The last elements should have the same width as their siblings above and should shrink/expand as the user resizes the window.
The way I would deal with this is by adding the gutter (15px in your example) as some padding for the flex items.
If you are setting the flex items then to don’t shrink and 50% width (for 2 columns) you would have the desired result.
Here are some screenshots which hopefully make more sense:
Thanks for the quick reply! I thought about your solution, it makes sense. However, thereby I limit myself to having only 2 columns at max. I would prefer having 3,4,5 columns for users with wider screens.
Yes but only for desktop/tablet/mobile. Not for different desktop sizes, like a 13inch laptop and a 38inch widescreen monitor. Therefor, I want to use a flex box which dynamically adjusts the number of items within a row according to the screen width.
Ok it’s more a matter of larger breakpoint then. You could go with custom code and media queries to set this up if you want to handle larger breakpoint than the webflow’s default
It works with a flex grid, but then the items in the last row will stretch across full width as well, even though there are less items in that last row. Hence, items in the last row will have a larger width than there siblings above
If you resize the browser window from very small to very wide, there are 1, then 2, 3, 4, 5 … items per row.
The same effect can be achieved by increasing the size with CMD + and CMD - on a Mac in the browser (I guess Ctrl +/- on windows). Thereby, the number of items per row changes from very few when “zooming” in to 5+ childs per room when “zooming” out. Do you know what I mean?
I think I understand but do you have access to a very large screen like iMac? As I think cmd+/- increase and decrease might not reflect all relative units. Any screenshots would be appreciated to further understand your issue?.
Even on my 15inch notebook, I can scale my browser window from having 1 child element per row to having 4 child elements per row. With a bigger screen there will be 5+ elements per row
Basically this boils down to the question which I never figured out myself:
Can we have our flex grid system set up in a way so that the amount of elements per row can be set with min/max widths (rather than just customization for each breakpoint) and even when the last row has smaller amount of elements the width of all the elements is always the same?

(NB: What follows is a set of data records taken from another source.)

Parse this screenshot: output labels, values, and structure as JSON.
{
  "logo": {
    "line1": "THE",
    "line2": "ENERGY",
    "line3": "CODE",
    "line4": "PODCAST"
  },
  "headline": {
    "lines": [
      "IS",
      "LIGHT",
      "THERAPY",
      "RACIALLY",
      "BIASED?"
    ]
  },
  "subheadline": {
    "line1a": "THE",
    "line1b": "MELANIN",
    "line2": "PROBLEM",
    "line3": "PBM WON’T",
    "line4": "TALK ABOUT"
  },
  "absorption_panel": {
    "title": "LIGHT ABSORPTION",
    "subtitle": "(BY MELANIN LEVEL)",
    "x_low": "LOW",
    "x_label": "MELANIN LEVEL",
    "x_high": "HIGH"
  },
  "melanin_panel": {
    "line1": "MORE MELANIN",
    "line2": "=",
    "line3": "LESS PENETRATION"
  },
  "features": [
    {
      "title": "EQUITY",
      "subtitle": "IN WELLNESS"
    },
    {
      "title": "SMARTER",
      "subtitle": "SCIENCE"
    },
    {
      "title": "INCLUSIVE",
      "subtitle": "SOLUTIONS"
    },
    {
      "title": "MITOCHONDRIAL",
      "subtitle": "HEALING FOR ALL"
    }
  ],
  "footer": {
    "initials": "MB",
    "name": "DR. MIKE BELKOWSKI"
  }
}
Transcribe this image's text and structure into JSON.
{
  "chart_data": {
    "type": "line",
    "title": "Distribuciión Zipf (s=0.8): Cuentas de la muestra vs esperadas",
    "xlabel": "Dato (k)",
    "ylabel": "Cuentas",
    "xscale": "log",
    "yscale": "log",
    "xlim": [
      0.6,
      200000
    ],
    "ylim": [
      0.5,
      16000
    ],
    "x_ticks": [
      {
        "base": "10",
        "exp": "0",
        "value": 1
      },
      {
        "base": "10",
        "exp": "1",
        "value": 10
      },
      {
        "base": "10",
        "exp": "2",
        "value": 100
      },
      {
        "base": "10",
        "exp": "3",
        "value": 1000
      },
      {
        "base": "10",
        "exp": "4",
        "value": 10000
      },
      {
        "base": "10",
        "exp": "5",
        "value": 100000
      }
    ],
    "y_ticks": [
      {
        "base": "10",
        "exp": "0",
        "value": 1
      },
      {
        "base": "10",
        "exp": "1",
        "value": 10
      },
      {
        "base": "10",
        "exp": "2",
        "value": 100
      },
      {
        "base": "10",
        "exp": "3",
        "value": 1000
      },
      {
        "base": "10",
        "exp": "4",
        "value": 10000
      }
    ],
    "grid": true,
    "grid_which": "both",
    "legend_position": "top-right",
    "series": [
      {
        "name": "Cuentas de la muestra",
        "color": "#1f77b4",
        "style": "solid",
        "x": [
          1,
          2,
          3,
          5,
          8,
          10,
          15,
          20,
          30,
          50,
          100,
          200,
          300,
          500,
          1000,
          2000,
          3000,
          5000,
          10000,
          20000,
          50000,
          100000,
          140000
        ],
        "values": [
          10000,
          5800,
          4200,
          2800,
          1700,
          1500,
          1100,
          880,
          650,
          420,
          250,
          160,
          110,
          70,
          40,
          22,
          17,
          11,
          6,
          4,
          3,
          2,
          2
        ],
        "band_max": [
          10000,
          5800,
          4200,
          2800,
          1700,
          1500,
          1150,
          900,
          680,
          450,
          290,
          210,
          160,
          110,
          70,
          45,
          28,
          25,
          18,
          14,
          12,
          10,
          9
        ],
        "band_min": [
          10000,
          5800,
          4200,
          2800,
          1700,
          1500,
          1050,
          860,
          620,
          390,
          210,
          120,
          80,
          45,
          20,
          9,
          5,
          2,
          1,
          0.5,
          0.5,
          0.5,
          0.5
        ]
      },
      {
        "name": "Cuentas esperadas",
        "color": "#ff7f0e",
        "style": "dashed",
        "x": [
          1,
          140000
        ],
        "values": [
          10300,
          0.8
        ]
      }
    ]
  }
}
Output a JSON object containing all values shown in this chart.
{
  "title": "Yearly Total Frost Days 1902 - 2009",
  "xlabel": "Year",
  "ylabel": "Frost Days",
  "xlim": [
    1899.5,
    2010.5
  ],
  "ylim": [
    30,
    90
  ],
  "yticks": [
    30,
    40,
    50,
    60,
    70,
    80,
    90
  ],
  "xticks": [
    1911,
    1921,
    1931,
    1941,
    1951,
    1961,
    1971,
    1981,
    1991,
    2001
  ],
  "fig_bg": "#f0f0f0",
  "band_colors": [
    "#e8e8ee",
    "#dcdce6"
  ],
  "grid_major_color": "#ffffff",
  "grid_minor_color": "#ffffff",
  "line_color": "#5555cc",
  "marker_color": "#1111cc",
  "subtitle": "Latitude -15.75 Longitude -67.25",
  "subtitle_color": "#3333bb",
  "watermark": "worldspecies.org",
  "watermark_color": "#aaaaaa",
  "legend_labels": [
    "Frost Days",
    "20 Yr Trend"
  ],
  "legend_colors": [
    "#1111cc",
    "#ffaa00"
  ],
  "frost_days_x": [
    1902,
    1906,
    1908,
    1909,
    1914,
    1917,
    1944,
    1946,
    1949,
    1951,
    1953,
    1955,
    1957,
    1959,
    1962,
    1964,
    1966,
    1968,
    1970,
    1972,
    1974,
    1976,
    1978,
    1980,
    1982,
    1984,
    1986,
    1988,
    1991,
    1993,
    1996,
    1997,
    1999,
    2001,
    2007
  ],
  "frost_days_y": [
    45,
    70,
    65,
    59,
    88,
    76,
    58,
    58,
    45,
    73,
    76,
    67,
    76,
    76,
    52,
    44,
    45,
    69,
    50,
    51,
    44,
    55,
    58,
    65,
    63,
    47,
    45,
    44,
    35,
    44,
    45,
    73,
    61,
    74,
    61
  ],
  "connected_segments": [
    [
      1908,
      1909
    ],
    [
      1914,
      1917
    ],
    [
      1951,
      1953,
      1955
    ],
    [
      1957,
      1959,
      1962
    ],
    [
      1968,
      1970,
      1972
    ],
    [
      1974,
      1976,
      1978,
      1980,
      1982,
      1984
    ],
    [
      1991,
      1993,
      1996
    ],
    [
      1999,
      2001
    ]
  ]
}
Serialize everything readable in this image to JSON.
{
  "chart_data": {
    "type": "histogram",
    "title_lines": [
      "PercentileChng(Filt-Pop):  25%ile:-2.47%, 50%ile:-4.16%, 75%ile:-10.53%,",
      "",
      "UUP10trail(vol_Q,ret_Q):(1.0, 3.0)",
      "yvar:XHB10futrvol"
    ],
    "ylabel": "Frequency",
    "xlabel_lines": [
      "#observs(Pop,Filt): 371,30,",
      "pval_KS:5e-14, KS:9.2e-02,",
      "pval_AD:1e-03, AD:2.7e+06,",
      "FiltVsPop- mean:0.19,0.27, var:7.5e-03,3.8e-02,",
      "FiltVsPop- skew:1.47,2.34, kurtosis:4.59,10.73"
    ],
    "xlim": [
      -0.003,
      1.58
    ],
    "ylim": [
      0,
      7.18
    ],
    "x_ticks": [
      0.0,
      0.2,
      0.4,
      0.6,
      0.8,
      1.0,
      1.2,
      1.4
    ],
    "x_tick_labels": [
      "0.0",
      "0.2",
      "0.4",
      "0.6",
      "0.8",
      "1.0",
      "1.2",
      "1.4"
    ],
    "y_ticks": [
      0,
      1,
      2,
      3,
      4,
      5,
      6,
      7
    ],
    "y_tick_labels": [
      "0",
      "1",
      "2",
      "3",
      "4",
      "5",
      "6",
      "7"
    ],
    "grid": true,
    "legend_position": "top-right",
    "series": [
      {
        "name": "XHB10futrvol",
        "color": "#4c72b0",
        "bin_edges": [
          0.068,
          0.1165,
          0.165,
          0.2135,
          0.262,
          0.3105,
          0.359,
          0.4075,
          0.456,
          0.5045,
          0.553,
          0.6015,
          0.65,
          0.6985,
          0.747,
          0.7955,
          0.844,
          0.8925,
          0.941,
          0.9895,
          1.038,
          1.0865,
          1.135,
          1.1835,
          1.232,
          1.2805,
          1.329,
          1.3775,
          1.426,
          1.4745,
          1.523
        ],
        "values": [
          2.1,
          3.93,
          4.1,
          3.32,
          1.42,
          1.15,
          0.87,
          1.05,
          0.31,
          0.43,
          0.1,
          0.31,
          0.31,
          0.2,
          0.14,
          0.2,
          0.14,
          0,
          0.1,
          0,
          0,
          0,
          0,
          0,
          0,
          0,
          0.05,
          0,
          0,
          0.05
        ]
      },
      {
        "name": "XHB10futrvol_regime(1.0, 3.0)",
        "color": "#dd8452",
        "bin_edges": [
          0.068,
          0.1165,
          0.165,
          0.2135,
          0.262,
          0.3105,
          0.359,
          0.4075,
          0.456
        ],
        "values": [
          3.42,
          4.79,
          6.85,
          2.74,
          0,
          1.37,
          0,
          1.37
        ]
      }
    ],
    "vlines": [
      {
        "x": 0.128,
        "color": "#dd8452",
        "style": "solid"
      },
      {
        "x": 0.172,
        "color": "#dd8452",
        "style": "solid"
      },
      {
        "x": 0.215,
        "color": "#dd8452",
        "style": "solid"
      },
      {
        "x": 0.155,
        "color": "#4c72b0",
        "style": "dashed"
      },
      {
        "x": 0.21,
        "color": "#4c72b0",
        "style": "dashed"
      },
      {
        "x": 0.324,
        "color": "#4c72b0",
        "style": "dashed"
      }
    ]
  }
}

I don’t think it is possible and I tried and tried.
I never thought of it this way. Thanks @dram for the boil down which make a bit more sens to me. (grid is currently being developed by Webflow and might be more relevant than flexbox)
Just an extra input if it can give you some ideas, you might try to set the flex item to shrink 0, grow 1, basis auto and set the width min and max to font-size relative unit like 30rem.
This way you will have a behaviour similar to what you are describing above when using cmd+/- but it would be hard to manage the centering of the elements though.
If at some point you figure a way to achieve this without breakpoints, I will be happy to read your solution as for now I never came across the need of such a layout.
Sorry if it took me a while to understand what you were trying to do.
And when I set the flex grow to 0 then the items will expand to more item per row on larger displays and then wrap and maintain the 300px width for individual items on lower width displays:
This preserves the width of all elements while putting as many as possible that can fit into the parent div.
Alternatively, you can also use custom css media queries to adjust the class styling applied to the flex parent or to the individual divs. Note that custom css is not rendered until the published site.
You can also adjust the spacing between items to align left or right or center or justify space between items: Screen Recording 2018-08-25...
The problem with this is that the columns won’t fill the whole width of the space they are in. And modifying spacing is also not desirable and it should stay consistent.